ANNOVAR region-based annotation-上篇

sas???發表於2018-06-15

原文網址 : https://blog.csdn.net/weixin_33906657/article/details/87467563

歡迎關注"生信修煉手冊"！

通過gene-based annotation 可以得到變異位點與基因之間的關係，除了與基因的關係之外，變異位點在基因組上某些特徵區域的分佈（比如轉錄因子結合區域，啟動子區，增強子區等）更引人關注，這一功能通過region-based annotation 來實現。

在進行區域相關注釋時，需要各種資料庫，不同的特徵區域對應的資料庫不同。annovar支援下列多種資料庫

1. 物種間保守區域

對人，小鼠，大鼠等5個脊椎動物的基因組序列進行多序列比對，然後採用phastCons軟體識別在不同物種間保守的基因組區域。在識別保守區域時，軟體會對每個保守區域進行打分。

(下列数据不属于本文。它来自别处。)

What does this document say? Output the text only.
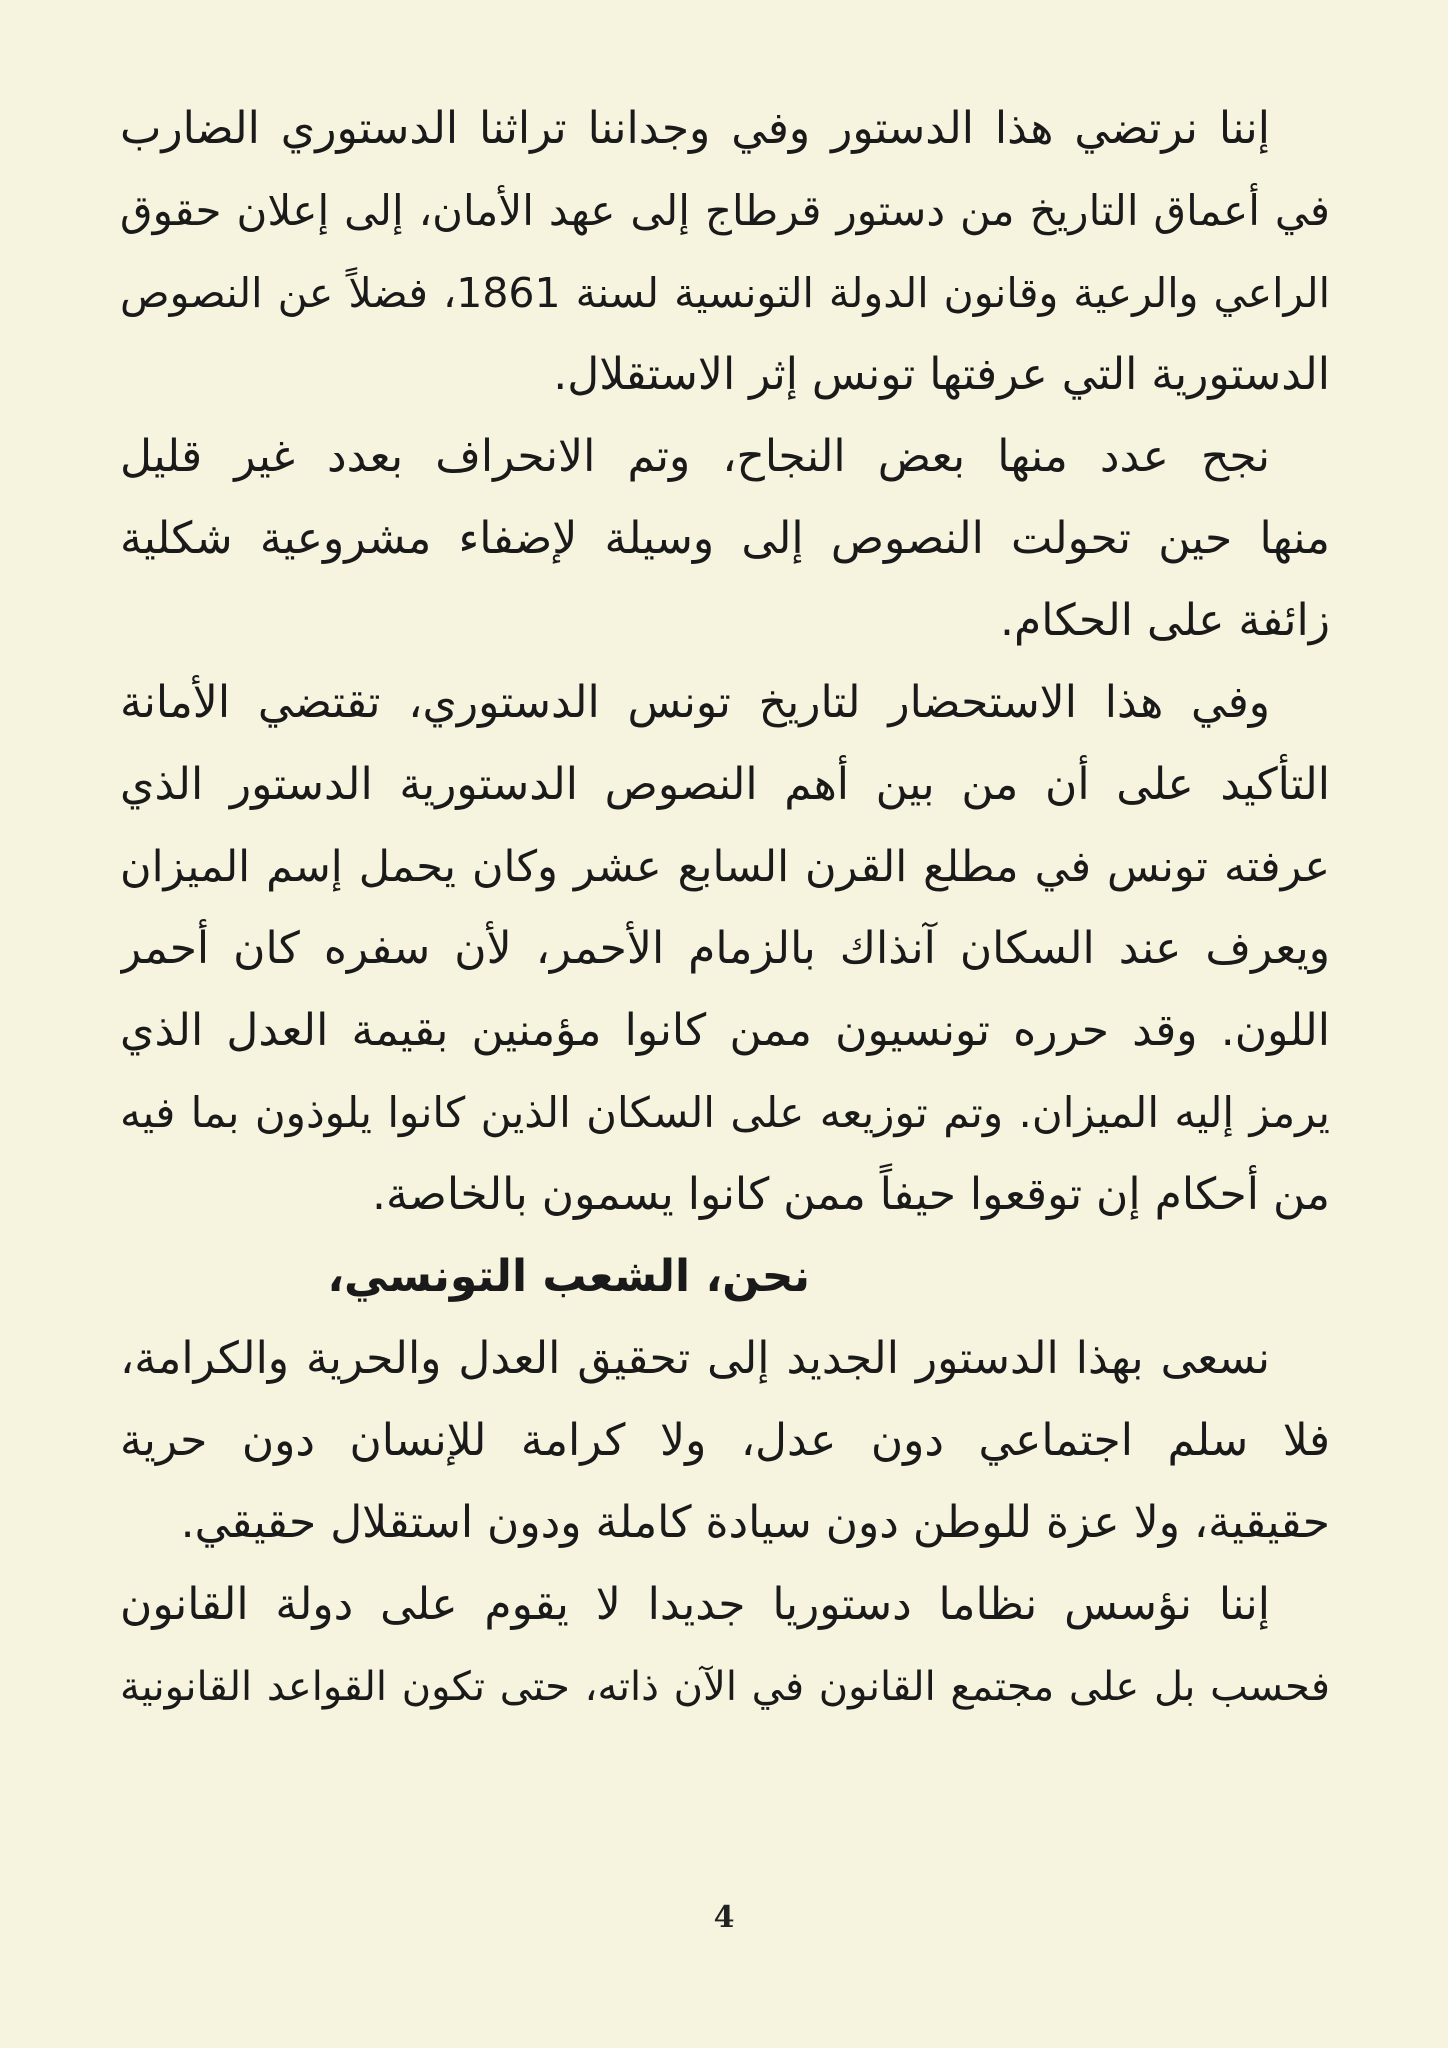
إننا نرتضي هذا الدستور وفي وجداننا تراثنا الدستوري الضارب
في أعماق التاريخ من دستور قرطاج إلى عهد الأمان، إلى إعلان حقوق
الراعي والرعية وقانون الدولة التونسية لسنة 1861، فضلاً عن النصوص
الدستورية التي عرفتها تونس إثر الاستقلال.
نجح عدد منها بعض النجاح، وتم الانحراف بعدد غير قليل
منها حين تحولت النصوص إلى وسيلة لإضفاء مشروعية شكلية
زائفة على الحكام.
وفي هذا الاستحضار لتاريخ تونس الدستوري، تقتضي الأمانة
التأكيد على أن من بين أهم النصوص الدستورية الدستور الذي
عرفته تونس في مطلع القرن السابع عشر وكان يحمل إسم الميزان
ويعرف عند السكان آنذاك بالزمام الأحمر، لأن سفره كان أحمر
اللون. وقد حرره تونسيون ممن كانوا مؤمنين بقيمة العدل الذي
يرمز إليه الميزان. وتم توزيعه على السكان الذين كانوا يلوذون بما فيه
من أحكام إن توقعوا حيفاً ممن كانوا يسمون بالخاصة.
نحن، الشعب التونسي،
نسعى بهذا الدستور الجديد إلى تحقيق العدل والحرية والكرامة،
فلا سلم اجتماعي دون عدل، ولا كرامة للإنسان دون حرية
حقيقية، ولا عزة للوطن دون سيادة كاملة ودون استقلال حقيقي.
إننا نؤسس نظاما دستوريا جديدا لا يقوم على دولة القانون
فحسب بل على مجتمع القانون في الآن ذاته، حتى تكون القواعد القانونية
4
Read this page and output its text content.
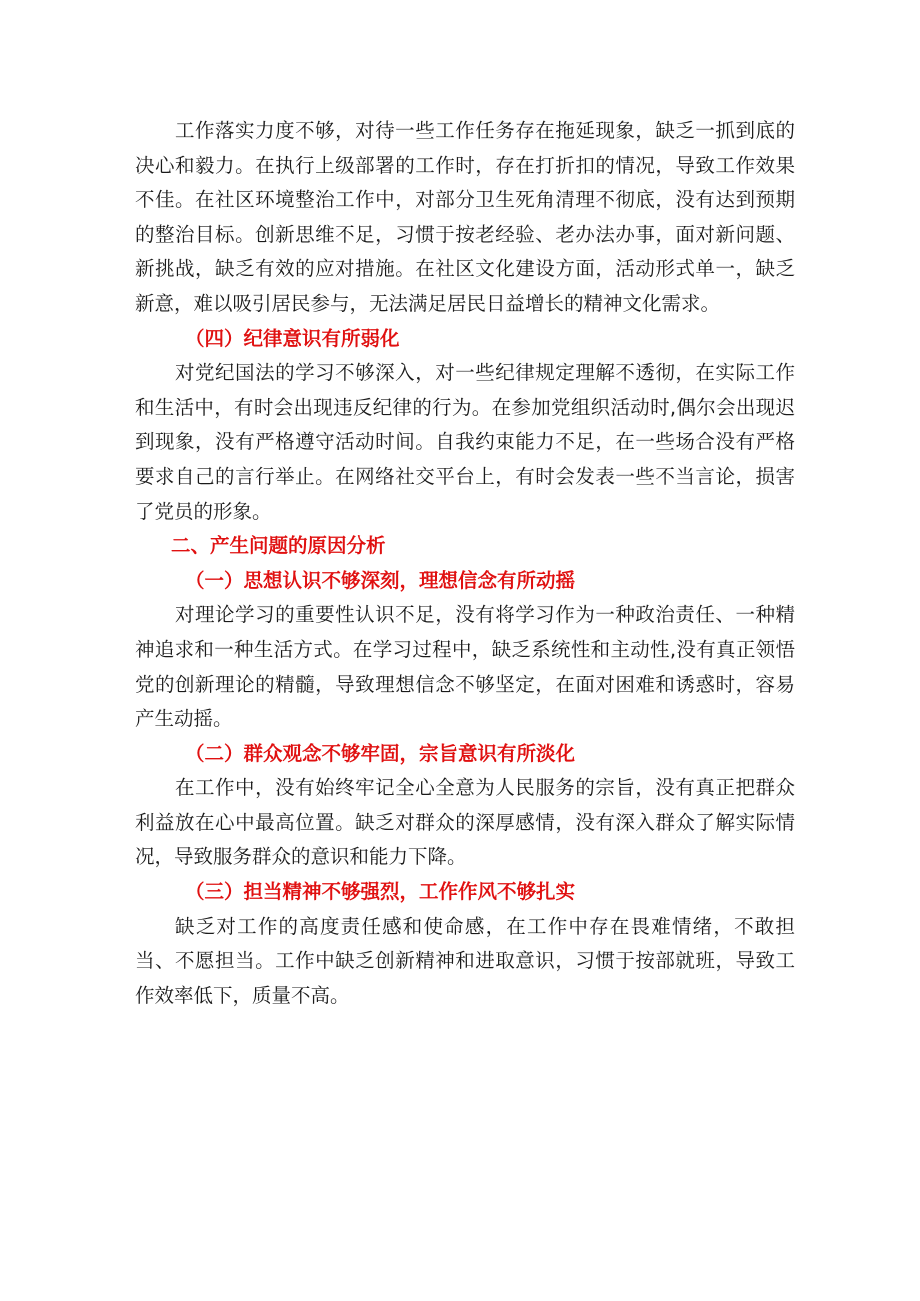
工作落实力度不够，对待一些工作任务存在拖延现象，缺乏一抓到底的决心和毅力。在执行上级部署的工作时，存在打折扣的情况，导致工作效果不佳。在社区环境整治工作中，对部分卫生死角清理不彻底，没有达到预期的整治目标。创新思维不足，习惯于按老经验、老办法办事，面对新问题、新挑战，缺乏有效的应对措施。在社区文化建设方面，活动形式单一，缺乏新意，难以吸引居民参与，无法满足居民日益增长的精神文化需求。

（四）纪律意识有所弱化

对党纪国法的学习不够深入，对一些纪律规定理解不透彻，在实际工作和生活中，有时会出现违反纪律的行为。在参加党组织活动时,偶尔会出现迟到现象，没有严格遵守活动时间。自我约束能力不足，在一些场合没有严格要求自己的言行举止。在网络社交平台上，有时会发表一些不当言论，损害了党员的形象。

二、产生问题的原因分析

（一）思想认识不够深刻，理想信念有所动摇

对理论学习的重要性认识不足，没有将学习作为一种政治责任、一种精神追求和一种生活方式。在学习过程中，缺乏系统性和主动性,没有真正领悟党的创新理论的精髓，导致理想信念不够坚定，在面对困难和诱惑时，容易产生动摇。

（二）群众观念不够牢固，宗旨意识有所淡化

在工作中，没有始终牢记全心全意为人民服务的宗旨，没有真正把群众利益放在心中最高位置。缺乏对群众的深厚感情，没有深入群众了解实际情况，导致服务群众的意识和能力下降。

（三）担当精神不够强烈，工作作风不够扎实

缺乏对工作的高度责任感和使命感，在工作中存在畏难情绪，不敢担当、不愿担当。工作中缺乏创新精神和进取意识，习惯于按部就班，导致工作效率低下，质量不高。
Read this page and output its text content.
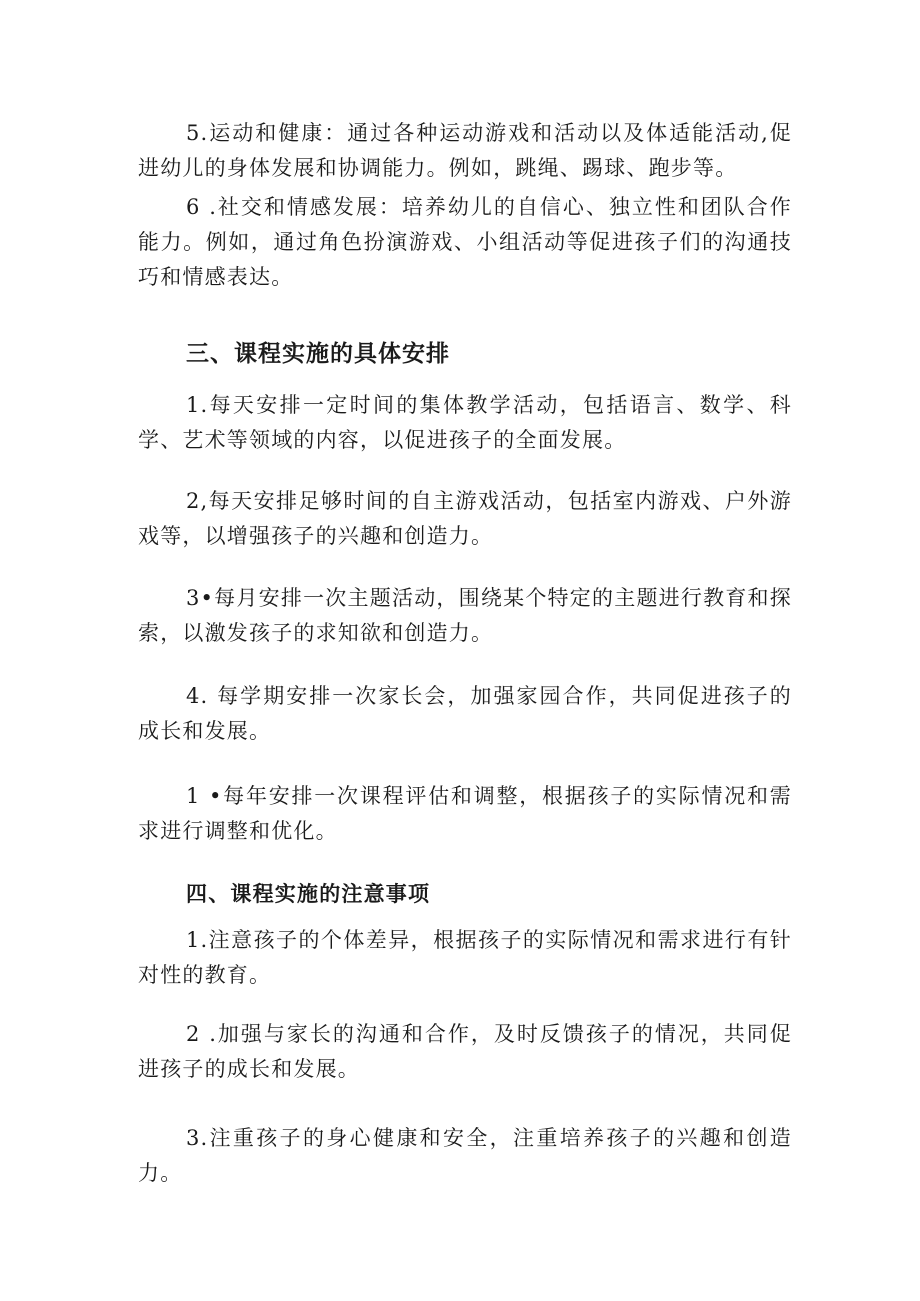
5.运动和健康：通过各种运动游戏和活动以及体适能活动,促进幼儿的身体发展和协调能力。例如，跳绳、踢球、跑步等。

6 .社交和情感发展：培养幼儿的自信心、独立性和团队合作能力。例如，通过角色扮演游戏、小组活动等促进孩子们的沟通技巧和情感表达。

三、课程实施的具体安排

1.每天安排一定时间的集体教学活动，包括语言、数学、科学、艺术等领域的内容，以促进孩子的全面发展。

2,每天安排足够时间的自主游戏活动，包括室内游戏、户外游戏等，以增强孩子的兴趣和创造力。

3•每月安排一次主题活动，围绕某个特定的主题进行教育和探索，以激发孩子的求知欲和创造力。

4. 每学期安排一次家长会，加强家园合作，共同促进孩子的成长和发展。

1 •每年安排一次课程评估和调整，根据孩子的实际情况和需求进行调整和优化。

四、课程实施的注意事项

1.注意孩子的个体差异，根据孩子的实际情况和需求进行有针对性的教育。

2 .加强与家长的沟通和合作，及时反馈孩子的情况，共同促进孩子的成长和发展。

3.注重孩子的身心健康和安全，注重培养孩子的兴趣和创造力。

第一步：下載phastConsElements46way資料庫，命令如下

annotate_variation.pl -build hg19 -downdb phastConsElements46way humandb/

NOTICE: Web-based checking to see whether ANNOVAR new version is available ... Done
NOTICE: Downloading annotation database http://hgdownload.cse.ucsc.edu/goldenPath/hg19/database/phastConsElements46way.txt.gz ... Done
NOTICE: Uncompressing downloaded files
NOTICE: Finished downloading annotation files for hg19 build version, with files saved at the 'humandb' directory

資料庫檔案內容如下，第二列到第四列代表保守區域在基因組上的位置，第五列代表保守區域的名字，第六列代表該保守守區域的打分score值。

585     chr1    12002   12085   lod=33  343
585     chr1    12170   12232   lod=123 483
585     chr1    12594   12702   lod=219 545
585     chr1    12994   13054   lod=101 462

第二步，執行註釋，命令如下

annotate_variation.pl -regionanno -build hg19 -out ex1 -dbtype phastConsElements46way ex1.avinput humandb/

NOTICE: Output file is written to ex1.hg19_phastConsElements46way
NOTICE: Reading annotation database humandb/hg19_phastConsElements46way.txt ... Done with 5163775 regions
NOTICE: Finished region-based annotation on 21 genetic variants

輸出檔案的字尾為hg19_phastConsElements46way, 在輸入檔案的前面新增了兩列，內容如下

phastConsElements46way    Score=300;Name=lod=22
phastConsElements46way    Score=387;Name=lod=50
phastConsElements46way    Score=420;Name=lod=68
phastConsElements46way    Score=385;Name=lod=49
phastConsElements46way    Score=395;Name=lod=54
phastConsElements46way    Score=545;Name=lod=218

第一列為對應的資料庫的名字，第二列為基因組上保守區域的得分和名字。

2. TFBS

TFBS是Transcription factor binding site的縮寫，代表轉錄因子結合位點。在UCSC網站上，提供了轉錄因子結合位點的資料庫。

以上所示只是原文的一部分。